Sorting 2D tensor by pairs, not columnwise

seva100 · October 29, 2019, 12:44pm

Let’s say I have a 2D tensor A of shape (N, 2), and I would like to sort its rows as pairs, not each column separately.
In other words, I would like to find an expression which finds a permutation of rows in A, such that if i < j, then I would like this to be true after sorting:
(A[i, 0] < A[j, 0]) or ((A[i, 0] == A[j, 0]) and (A[i, 1] <= A[j, 1])

For example, let’s suppose I have the following tensor:

a = torch.FloatTensor(
   [[5, 5],
    [5, 3],
    [3, 5],
    [6, 4],
    [3, 7]])

and after sorting by pairs I would like to have:

[[3, 5]
 [3, 7],
 [5, 3],
 [5, 5],
 [6, 4]])

At the same time, torch.sort sorts each column as a separate 1D tensor:

In[]: A.sort(axis=0)
Out[]: 
torch.return_types.sort(
values=tensor([[3., 3.],
        [3., 4.],
        [5., 5.],
        [5., 5.],
        [6., 7.]]),
indices=tensor([[2, 1],
        [4, 3],
        [0, 0],
        [1, 2],
        [3, 4]]))

Is there any way to do this in PyTorch?
Thank you.

albanD · October 29, 2019, 2:12pm

Hi,

Do you know the maximum value that can be contained in the Tensor?
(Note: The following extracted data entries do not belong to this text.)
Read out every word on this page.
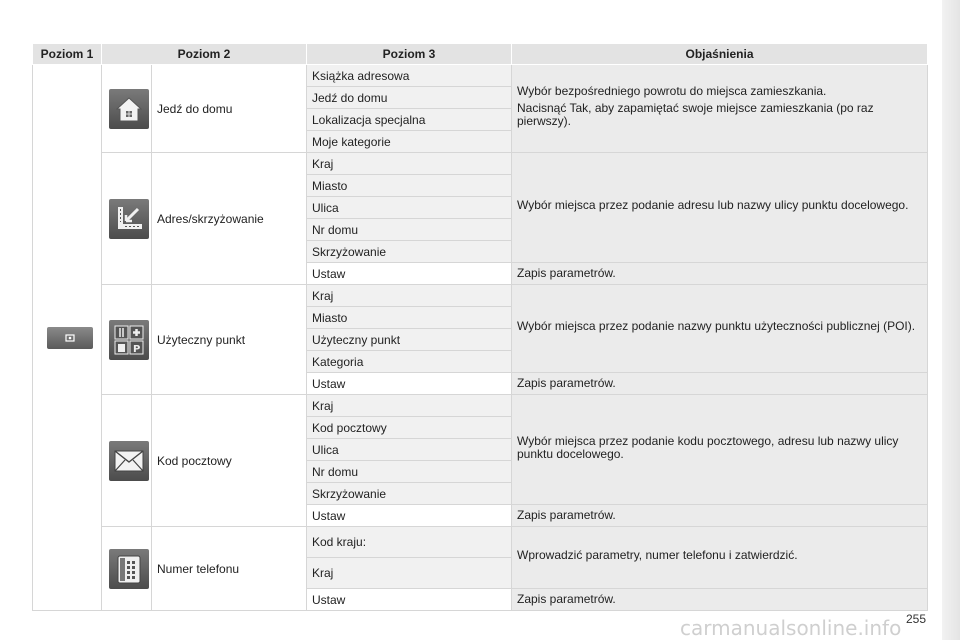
Poziom 1	Poziom 2		Poziom 3	Objaśnienia

	Jedź do domu	Książka adresowa	Wybór bezpośredniego powrotu do miejsca zamieszkania.

Nacisnąć Tak, aby zapamiętać swoje miejsce zamieszkania (po raz pierwszy).

			Jedź do domu	
			Lokalizacja specjalna	
			Moje kategorie	

	Adres/skrzyżowanie	Kraj	Wybór miejsca przez podanie adresu lub nazwy ulicy punktu docelowego.

			Miasto	
			Ulica	
			Nr domu	
			Skrzyżowanie	
			Ustaw	Zapis parametrów.

P	Użyteczny punkt	Kraj	Wybór miejsca przez podanie nazwy punktu użyteczności publicznej (POI).

			Miasto	
			Użyteczny punkt	
			Kategoria	
			Ustaw	Zapis parametrów.

	Kod pocztowy	Kraj	Wybór miejsca przez podanie kodu pocztowego, adresu lub nazwy ulicy punktu docelowego.

			Kod pocztowy	
			Ulica	
			Nr domu	
			Skrzyżowanie	
			Ustaw	Zapis parametrów.

	Numer telefonu	Kod kraju:	Wprowadzić parametry, numer telefonu i zatwierdzić.

			Kraj	
			Ustaw	Zapis parametrów.
carmanualsonline.info 255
Can the values be negative?

seva100 · October 29, 2019, 2:15pm

Hi @albanD,
Let’s suppose that I know the maximum value and the values cannot be negative (I can always renormalize values in my tensor this way). The values can be of float type.
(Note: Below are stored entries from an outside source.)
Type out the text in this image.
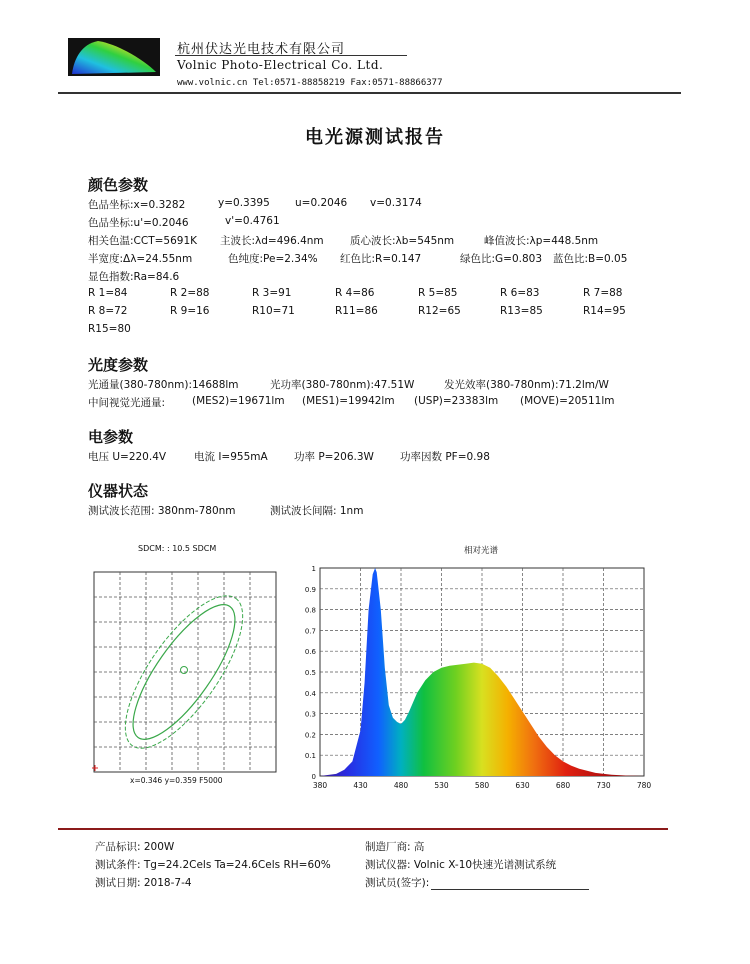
杭州伏达光电技术有限公司
Volnic Photo-Electrical Co. Ltd.
www.volnic.cn Tel:0571-88858219 Fax:0571-88866377
电光源测试报告
颜色参数
色品坐标:x=0.3282	y=0.3395 u=0.2046 v=0.3174
色品坐标:u'=0.2046	v'=0.4761
相关色温:CCT=5691K 主波长:λd=496.4nm	质心波长:λb=545nm	峰值波长:λp=448.5nm
半宽度:Δλ=24.55nm	色纯度:Pe=2.34% 红色比:R=0.147	绿色比:G=0.803 蓝色比:B=0.05
显色指数:Ra=84.6
R 1=84	R 2=88	R 3=91	R 4=86	R 5=85	R 6=83	R 7=88
R 8=72	R 9=16	R10=71	R11=86	R12=65	R13=85	R14=95
R15=80
光度参数
光通量(380-780nm):14688lm	光功率(380-780nm):47.51W	发光效率(380-780nm):71.2lm/W
中间视觉光通量:	(MES2)=19671lm (MES1)=19942lm (USP)=23383lm (MOVE)=20511lm
电参数
电压 U=220.4V	电流 I=955mA	功率 P=206.3W 功率因数 PF=0.98
仪器状态
测试波长范围: 380nm-780nm	测试波长间隔: 1nm
SDCM: : 10.5 SDCM
x=0.346 y=0.359 F5000
相对光谱
380	430	480	530	580	630	680	730	780
0
0.1
0.2
0.3
0.4
0.5
0.6
0.7
0.8
0.9
1
产品标识: 200W	制造厂商: 高
测试条件: Tg=24.2Cels Ta=24.6Cels RH=60%	测试仪器: Volnic X-10快速光谱测试系统
测试日期: 2018-7-4	测试员(签字):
albanD · October 29, 2019, 2:25pm

If you know the max value as M, then you can do:

augmented_a = a.select(1, 0) * M + a.select(1, 1)
ind = augmented_a.sort().indices

res = a.index_select(0, ind)

(I didn’t test it but that should work )

If you don’t know the max, you can play similar tricks if you have a max number of digit and converting them to strings

seva100 · October 29, 2019, 2:38pm

Thank you!
This works indeed, but I think it can result in some precision loss in some cases. For example, in my particular case the first column has integer values (of type long) and the second column has floating-point type values (float32). When I construct augmented_a, I get a floating-point type 1D array, and only integers in [-16777216, 16777216] can be represented in float32 without precision loss (according to Wikipedia). a.select(1, 0) * M can contain large numbers like these if M is large.
Maybe there is a more suitable way?

albanD · October 29, 2019, 2:44pm

Yes, this is only the simple solution in the case where numbers are small.
It has the advantage to be fast and only using tensor-wide operations.
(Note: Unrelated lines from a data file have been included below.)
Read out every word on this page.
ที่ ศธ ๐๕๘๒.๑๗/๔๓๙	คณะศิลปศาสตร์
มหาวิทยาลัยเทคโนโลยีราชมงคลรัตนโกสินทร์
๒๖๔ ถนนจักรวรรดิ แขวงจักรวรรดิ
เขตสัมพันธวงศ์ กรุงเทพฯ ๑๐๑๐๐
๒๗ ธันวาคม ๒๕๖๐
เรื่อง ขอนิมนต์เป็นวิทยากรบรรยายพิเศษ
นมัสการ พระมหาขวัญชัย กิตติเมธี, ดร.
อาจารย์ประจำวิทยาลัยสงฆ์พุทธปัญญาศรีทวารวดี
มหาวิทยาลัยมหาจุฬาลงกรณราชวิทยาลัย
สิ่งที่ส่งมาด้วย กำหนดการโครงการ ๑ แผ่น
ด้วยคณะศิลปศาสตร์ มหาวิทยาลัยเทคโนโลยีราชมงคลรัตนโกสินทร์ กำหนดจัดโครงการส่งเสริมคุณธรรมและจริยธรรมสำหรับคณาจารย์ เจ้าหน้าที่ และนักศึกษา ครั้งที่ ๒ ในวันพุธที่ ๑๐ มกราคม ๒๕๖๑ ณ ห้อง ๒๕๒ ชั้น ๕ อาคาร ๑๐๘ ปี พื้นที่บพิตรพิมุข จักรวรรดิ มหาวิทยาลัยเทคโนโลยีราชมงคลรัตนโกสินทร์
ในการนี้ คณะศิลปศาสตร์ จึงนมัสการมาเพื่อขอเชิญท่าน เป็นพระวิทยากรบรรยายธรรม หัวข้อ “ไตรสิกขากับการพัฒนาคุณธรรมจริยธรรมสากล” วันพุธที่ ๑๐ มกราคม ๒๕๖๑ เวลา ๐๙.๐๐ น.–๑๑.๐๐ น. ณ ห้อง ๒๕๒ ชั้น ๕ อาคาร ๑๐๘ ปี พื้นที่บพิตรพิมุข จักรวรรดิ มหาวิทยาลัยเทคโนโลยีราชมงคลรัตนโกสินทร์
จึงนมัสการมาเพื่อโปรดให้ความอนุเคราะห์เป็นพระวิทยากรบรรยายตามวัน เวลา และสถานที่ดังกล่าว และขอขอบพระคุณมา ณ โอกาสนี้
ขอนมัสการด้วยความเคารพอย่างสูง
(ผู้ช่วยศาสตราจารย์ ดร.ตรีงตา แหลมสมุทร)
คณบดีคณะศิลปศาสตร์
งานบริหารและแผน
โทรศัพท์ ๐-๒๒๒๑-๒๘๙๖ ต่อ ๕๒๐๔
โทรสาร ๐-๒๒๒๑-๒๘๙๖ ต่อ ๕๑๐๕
I’m not sure how to do this efficiently though.
If you find an efficient algorithm that mostly uses matrices (from numpy or matlab) that does this, do link it here, I’m sure we can adapt it to pytorch.

seva100 · October 29, 2019, 2:59pm

In NumPy I could do this via sorting by the 2nd column then stable sorting by the 1st column:

In [54]: a = np.array(
    ...:     [[5, 5],
    ...:      [5, 3],
    ...:      [3, 5],
    ...:      [6, 4],
    ...:      [3, 7]])
    ...:      

In [55]: inner_sorting = np.argsort(a[:, 1])    # here it does not matter whether we do it in stable way or not

In [56]: a_inner_sorted = a[inner_sorting]

In [57]: a_inner_sorted
Out[57]: 
array([[5, 3],
       [6, 4],
       [5, 5],
       [3, 5],
       [3, 7]])

In [58]: outer_sorting = np.argsort(a_inner_sorted[:, 0], kind='stable')

In [59]: a_outer_sorted = a_inner_sorted[outer_sorting]

In [60]: a_outer_sorted
Out[60]: 
array([[3, 5],
       [3, 7],
       [5, 3],
       [5, 5],
       [6, 4]])

However I have not found any stable sort in PyTorch. Maybe there is a way to perform stable sort in PyTorch? If so, this method would work for columns of any type I think.

albanD · October 29, 2019, 4:46pm

Right, unfortunately we don’t have stable sort implemented.
There are already some discussion on adding stable sorts (for topk for example: https://github.com/pytorch/pytorch/issues/27542).
If this is really a blocker for you, you can open a new issue to add a stable sort explaining your use case.

seva100 · October 30, 2019, 8:47am

Great, I will post an issue on GitHub. I could get by with the simple solution, but it might lead to precision loss, so it’s not suitable for me in all cases.
Thank you!

Wesley_Neill · August 27, 2022, 5:19pm

In case someone comes looking here, the NumPy solution mentioned by @seva100 now works with PyTorch. Just use the stable=True keyword argument.